Dear Mom and Dad,
I wonder if you felt the same emptiness I did, when you dropped me off at college in the late 1970s. I was standing at the entrance of my dorm at the top of a hill, watching as you drove off in the pickup and camper. I don’t remember tears, but I certainly had an empty heart. As the first in my family to go to college, the novelty was underscored by my choice of California – an exotic place for a visit much less to live. You must have had misgivings starting a few days earlier on our arrival, driving through east Oakland. Dad even said “it’s like mile after mile of Hillyard,” the wrong side of town in Spokane where we lived. Cue the Hillyardite jokes.
Calling home long distance required planning, and was an expense not taken lightly in those days.
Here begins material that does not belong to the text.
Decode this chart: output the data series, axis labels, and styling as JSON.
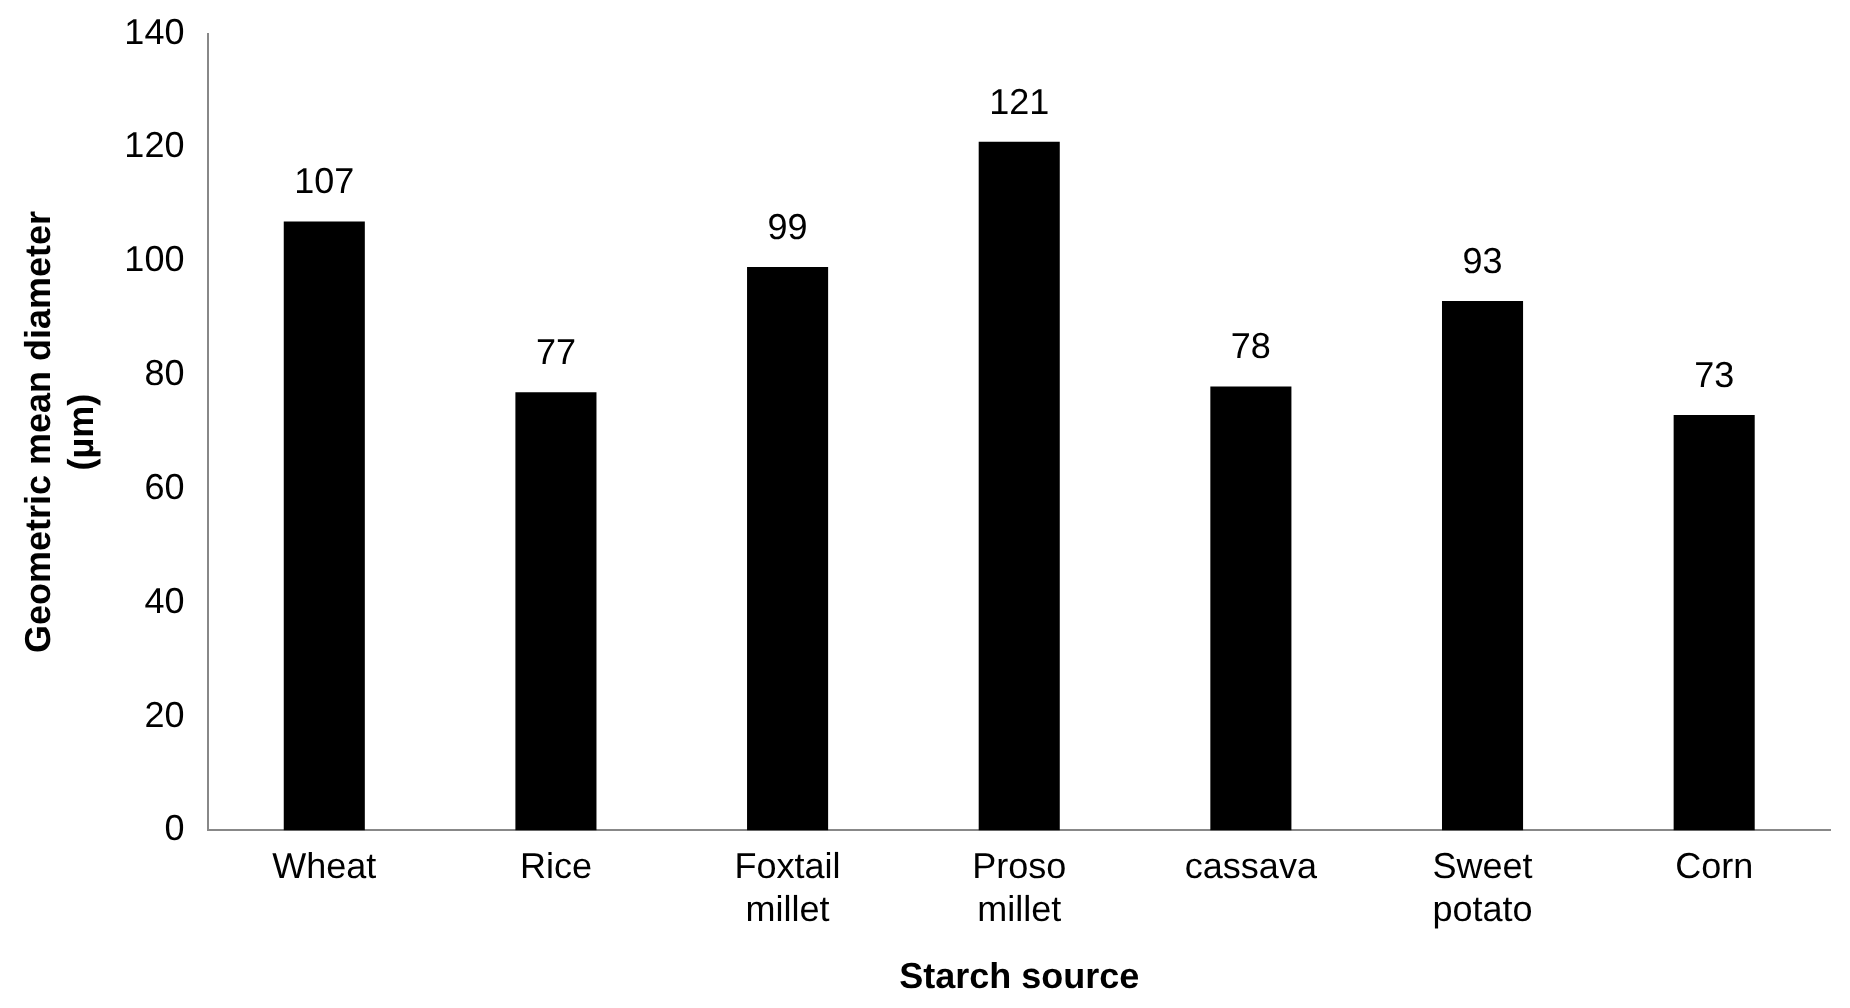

I’m sure I told you several times when I called with bouts of homesickness that I would probably stick out the first year but then I’d transfer someplace closer to home. Did you encourage me to stay, or to return? I don’t remember. Had we only known. Looking down from that hill, watching your camper disappear around the corner I certainly didn’t foresee that I would never live at home again or than an extraordinary life would unfold for me in California. It has taken a long, long time to appreciate the significance of that first day of college.
Just found this story, which you posted way back in November. It was well written and touching, but at the same time frustrating because it raised so many questions. Of course if I knew you in person, I would probably know the answers to those questions, or at least some of them.
I like the fact that we are left to our own imaginations to complete or fill out the story and our own feelings.